Suk Rhee received a little over $178,000 to resign, according to a targeted severance agreement obtained by OPB.
The agreement was approved May 12 — one day after the District Attorney ordered the city to make a report public that revealed widespread dysfunction within the bureau. According to the report, a majority of employees interviewed believed Rhee created a hostile work environment and was not fit to lead the bureau any longer.
It’s clear the agreement was in the works before the DA’s order, however. Rhee signed it May 6. She officially resigned May 14.
Hardesty’s office had received the report earlier this spring.
It’s common for bureau directors to be offered money in exchange for a quiet resignation. Amalia Alarcón de Morris, the bureau head before Rhee, received $143,811 to resign, Willamette Week reported at the time.
But what is more unusual is the degree of turmoil Rhee left in her wake. An independent report released Tuesday on the bureau found a toxic workplace culture plagued the bureau. The report pinned the blame on five employees — including Rhee.

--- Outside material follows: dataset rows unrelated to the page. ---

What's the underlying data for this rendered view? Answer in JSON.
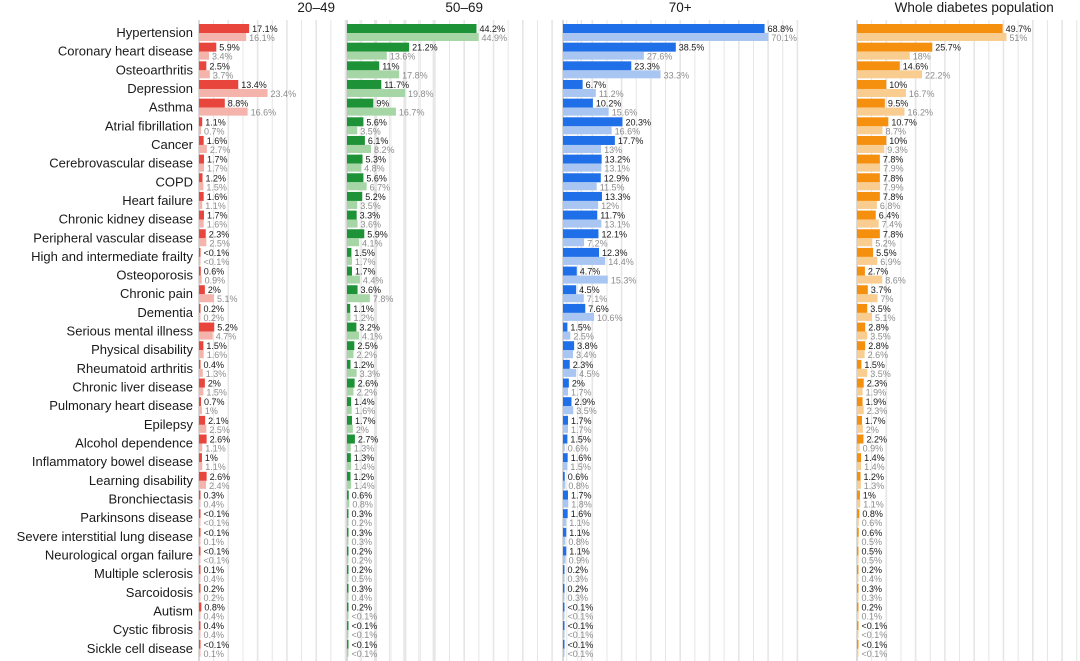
{
  "chart_data": {
    "type": "bar",
    "orientation": "horizontal",
    "categories": [
      "Hypertension",
      "Coronary heart disease",
      "Osteoarthritis",
      "Depression",
      "Asthma",
      "Atrial fibrillation",
      "Cancer",
      "Cerebrovascular disease",
      "COPD",
      "Heart failure",
      "Chronic kidney disease",
      "Peripheral vascular disease",
      "High and intermediate frailty",
      "Osteoporosis",
      "Chronic pain",
      "Dementia",
      "Serious mental illness",
      "Physical disability",
      "Rheumatoid arthritis",
      "Chronic liver disease",
      "Pulmonary heart disease",
      "Epilepsy",
      "Alcohol dependence",
      "Inflammatory bowel disease",
      "Learning disability",
      "Bronchiectasis",
      "Parkinsons disease",
      "Severe interstitial lung disease",
      "Neurological organ failure",
      "Multiple sclerosis",
      "Sarcoidosis",
      "Autism",
      "Cystic fibrosis",
      "Sickle cell disease"
    ],
    "xlim": [
      0,
      80
    ],
    "grid": true,
    "legend": "none",
    "panels": [
      {
        "title": "20–49",
        "dark_color": "#e8453c",
        "light_color": "#f4b4ac",
        "dark_values": [
          17.1,
          5.9,
          2.5,
          13.4,
          8.8,
          1.1,
          1.6,
          1.7,
          1.2,
          1.6,
          1.7,
          2.3,
          0.05,
          0.6,
          2,
          0.2,
          5.2,
          1.5,
          0.4,
          2,
          0.7,
          2.1,
          2.6,
          1,
          2.6,
          0.3,
          0.05,
          0.05,
          0.05,
          0.1,
          0.2,
          0.8,
          0.4,
          0.05
        ],
        "dark_labels": [
          "17.1%",
          "5.9%",
          "2.5%",
          "13.4%",
          "8.8%",
          "1.1%",
          "1.6%",
          "1.7%",
          "1.2%",
          "1.6%",
          "1.7%",
          "2.3%",
          "<0.1%",
          "0.6%",
          "2%",
          "0.2%",
          "5.2%",
          "1.5%",
          "0.4%",
          "2%",
          "0.7%",
          "2.1%",
          "2.6%",
          "1%",
          "2.6%",
          "0.3%",
          "<0.1%",
          "<0.1%",
          "<0.1%",
          "0.1%",
          "0.2%",
          "0.8%",
          "0.4%",
          "<0.1%"
        ],
        "light_values": [
          16.1,
          3.4,
          3.7,
          23.4,
          16.6,
          0.7,
          2.7,
          1.7,
          1.5,
          1.1,
          1.6,
          2.5,
          0.05,
          0.9,
          5.1,
          0.2,
          4.7,
          1.6,
          1.3,
          1.5,
          1,
          2.5,
          1.1,
          1.1,
          2.4,
          0.4,
          0.05,
          0.1,
          0.05,
          0.4,
          0.2,
          0.4,
          0.4,
          0.1
        ],
        "light_labels": [
          "16.1%",
          "3.4%",
          "3.7%",
          "23.4%",
          "16.6%",
          "0.7%",
          "2.7%",
          "1.7%",
          "1.5%",
          "1.1%",
          "1.6%",
          "2.5%",
          "<0.1%",
          "0.9%",
          "5.1%",
          "0.2%",
          "4.7%",
          "1.6%",
          "1.3%",
          "1.5%",
          "1%",
          "2.5%",
          "1.1%",
          "1.1%",
          "2.4%",
          "0.4%",
          "<0.1%",
          "0.1%",
          "<0.1%",
          "0.4%",
          "0.2%",
          "0.4%",
          "0.4%",
          "0.1%"
        ]
      },
      {
        "title": "50–69",
        "dark_color": "#1e9236",
        "light_color": "#a6d6a6",
        "dark_values": [
          44.2,
          21.2,
          11,
          11.7,
          9,
          5.6,
          6.1,
          5.3,
          5.6,
          5.2,
          3.3,
          5.9,
          1.5,
          1.7,
          3.6,
          1.1,
          3.2,
          2.5,
          1.2,
          2.6,
          1.4,
          1.7,
          2.7,
          1.3,
          1.2,
          0.6,
          0.3,
          0.3,
          0.2,
          0.2,
          0.3,
          0.2,
          0.05,
          0.05
        ],
        "dark_labels": [
          "44.2%",
          "21.2%",
          "11%",
          "11.7%",
          "9%",
          "5.6%",
          "6.1%",
          "5.3%",
          "5.6%",
          "5.2%",
          "3.3%",
          "5.9%",
          "1.5%",
          "1.7%",
          "3.6%",
          "1.1%",
          "3.2%",
          "2.5%",
          "1.2%",
          "2.6%",
          "1.4%",
          "1.7%",
          "2.7%",
          "1.3%",
          "1.2%",
          "0.6%",
          "0.3%",
          "0.3%",
          "0.2%",
          "0.2%",
          "0.3%",
          "0.2%",
          "<0.1%",
          "<0.1%"
        ],
        "light_values": [
          44.9,
          13.6,
          17.8,
          19.8,
          16.7,
          3.5,
          8.2,
          4.8,
          6.7,
          3.5,
          3.6,
          4.1,
          1.7,
          4.4,
          7.8,
          1.2,
          4.1,
          2.2,
          3.3,
          2.2,
          1.6,
          2,
          1.3,
          1.4,
          1.4,
          0.8,
          0.2,
          0.3,
          0.2,
          0.5,
          0.4,
          0.05,
          0.05,
          0.05
        ],
        "light_labels": [
          "44.9%",
          "13.6%",
          "17.8%",
          "19.8%",
          "16.7%",
          "3.5%",
          "8.2%",
          "4.8%",
          "6.7%",
          "3.5%",
          "3.6%",
          "4.1%",
          "1.7%",
          "4.4%",
          "7.8%",
          "1.2%",
          "4.1%",
          "2.2%",
          "3.3%",
          "2.2%",
          "1.6%",
          "2%",
          "1.3%",
          "1.4%",
          "1.4%",
          "0.8%",
          "0.2%",
          "0.3%",
          "0.2%",
          "0.5%",
          "0.4%",
          "<0.1%",
          "<0.1%",
          "<0.1%"
        ]
      },
      {
        "title": "70+",
        "dark_color": "#1f6fe8",
        "light_color": "#a9c6f2",
        "dark_values": [
          68.8,
          38.5,
          23.3,
          6.7,
          10.2,
          20.3,
          17.7,
          13.2,
          12.9,
          13.3,
          11.7,
          12.1,
          12.3,
          4.7,
          4.5,
          7.6,
          1.5,
          3.8,
          2.3,
          2,
          2.9,
          1.7,
          1.5,
          1.6,
          0.6,
          1.7,
          1.6,
          1.1,
          1.1,
          0.2,
          0.2,
          0.05,
          0.05,
          0.05
        ],
        "dark_labels": [
          "68.8%",
          "38.5%",
          "23.3%",
          "6.7%",
          "10.2%",
          "20.3%",
          "17.7%",
          "13.2%",
          "12.9%",
          "13.3%",
          "11.7%",
          "12.1%",
          "12.3%",
          "4.7%",
          "4.5%",
          "7.6%",
          "1.5%",
          "3.8%",
          "2.3%",
          "2%",
          "2.9%",
          "1.7%",
          "1.5%",
          "1.6%",
          "0.6%",
          "1.7%",
          "1.6%",
          "1.1%",
          "1.1%",
          "0.2%",
          "0.2%",
          "<0.1%",
          "<0.1%",
          "<0.1%"
        ],
        "light_values": [
          70.1,
          27.6,
          33.3,
          11.2,
          15.6,
          16.6,
          13,
          13.1,
          11.5,
          12,
          13.1,
          7.2,
          14.4,
          15.3,
          7.1,
          10.6,
          2.5,
          3.4,
          4.5,
          1.7,
          3.5,
          1.7,
          0.6,
          1.5,
          0.8,
          1.8,
          1.1,
          0.8,
          0.9,
          0.3,
          0.3,
          0.05,
          0.05,
          0.05
        ],
        "light_labels": [
          "70.1%",
          "27.6%",
          "33.3%",
          "11.2%",
          "15.6%",
          "16.6%",
          "13%",
          "13.1%",
          "11.5%",
          "12%",
          "13.1%",
          "7.2%",
          "14.4%",
          "15.3%",
          "7.1%",
          "10.6%",
          "2.5%",
          "3.4%",
          "4.5%",
          "1.7%",
          "3.5%",
          "1.7%",
          "0.6%",
          "1.5%",
          "0.8%",
          "1.8%",
          "1.1%",
          "0.8%",
          "0.9%",
          "0.3%",
          "0.3%",
          "<0.1%",
          "<0.1%",
          "<0.1%"
        ]
      },
      {
        "title": "Whole diabetes population",
        "dark_color": "#f5900f",
        "light_color": "#f9cc90",
        "dark_values": [
          49.7,
          25.7,
          14.6,
          10,
          9.5,
          10.7,
          10,
          7.8,
          7.8,
          7.8,
          6.4,
          7.8,
          5.5,
          2.7,
          3.7,
          3.5,
          2.8,
          2.8,
          1.5,
          2.3,
          1.9,
          1.7,
          2.2,
          1.4,
          1.2,
          1,
          0.8,
          0.6,
          0.5,
          0.2,
          0.3,
          0.2,
          0.05,
          0.05
        ],
        "dark_labels": [
          "49.7%",
          "25.7%",
          "14.6%",
          "10%",
          "9.5%",
          "10.7%",
          "10%",
          "7.8%",
          "7.8%",
          "7.8%",
          "6.4%",
          "7.8%",
          "5.5%",
          "2.7%",
          "3.7%",
          "3.5%",
          "2.8%",
          "2.8%",
          "1.5%",
          "2.3%",
          "1.9%",
          "1.7%",
          "2.2%",
          "1.4%",
          "1.2%",
          "1%",
          "0.8%",
          "0.6%",
          "0.5%",
          "0.2%",
          "0.3%",
          "0.2%",
          "<0.1%",
          "<0.1%"
        ],
        "light_values": [
          51,
          18,
          22.2,
          16.7,
          16.2,
          8.7,
          9.3,
          7.9,
          7.9,
          6.8,
          7.4,
          5.2,
          6.9,
          8.6,
          7,
          5.1,
          3.5,
          2.6,
          3.5,
          1.9,
          2.3,
          2,
          0.9,
          1.4,
          1.3,
          1.1,
          0.6,
          0.5,
          0.5,
          0.4,
          0.3,
          0.1,
          0.05,
          0.05
        ],
        "light_labels": [
          "51%",
          "18%",
          "22.2%",
          "16.7%",
          "16.2%",
          "8.7%",
          "9.3%",
          "7.9%",
          "7.9%",
          "6.8%",
          "7.4%",
          "5.2%",
          "6.9%",
          "8.6%",
          "7%",
          "5.1%",
          "3.5%",
          "2.6%",
          "3.5%",
          "1.9%",
          "2.3%",
          "2%",
          "0.9%",
          "1.4%",
          "1.3%",
          "1.1%",
          "0.6%",
          "0.5%",
          "0.5%",
          "0.4%",
          "0.3%",
          "0.1%",
          "<0.1%",
          "<0.1%"
        ]
      }
    ]
  }
}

“Most interviewees and survey participants felt the bureau cannot move forward with Suk as a director citing her lack of concern for employee experience, bullying behavior and hierarchical and condescending style of leadership,” the report states.
Bureau directors are considered “at-will employees” and the commissioner-in-charge can fire them without cause — and without a payout. But agreements like these help the city avoid litigation.
Per the agreement, Rhee can not sue the city for any reason related to her employment.
“If Suk Rhee ever asserts any claim, action or suit against the City or against any City’s commissioners, officers, bureaus, employees, agents, insurers, or their successors, arising out of or in connection with Suk Rhee’s employment with the City or resignation from employment provided by this Agreement, the City may plead this Agreement as an absolute defense to any such claim, action or suit,” the agreement states.
Rhee could not be reached for comment.
Aside from Hardesty, who oversees the bureau, only one commissioner has commented publicly on the report since its publication. As part of the deep dive into the dysfunction within the bureau, the report singles out five employees who allegedly fueled the toxic workplace. The report names Rhee, two managers, and two lower-level employees.
On Wednesday, Commissioner Mingus Mapps said in a statement that he had “a heavy heart for the employees who suffered at the hands of incompetent and abusive managers.”
Mapps, himself, worked at the civic life bureau before he was fired by one of the managers named in the report. He oversaw the crime prevention program in the city and has said he was fired because he refused to follow orders to discipline an employee.
“While I found most frontline staff had that same vision of service to the public, I also found work culture so toxic, as to forcibly hamstringing staff’s continuous efforts to support and engage the public meaningfully,” said Mapps in a statement.
“It is beyond alarming that as a City we allowed staff and the public to suffer for so long with no action taken,” he continued. “... If we desire to attract the best and brightest into our workforce, we need to ensure the physical and psychological safety of our staff to bring their best selves to work.”
The mayor has yet to comment on the report.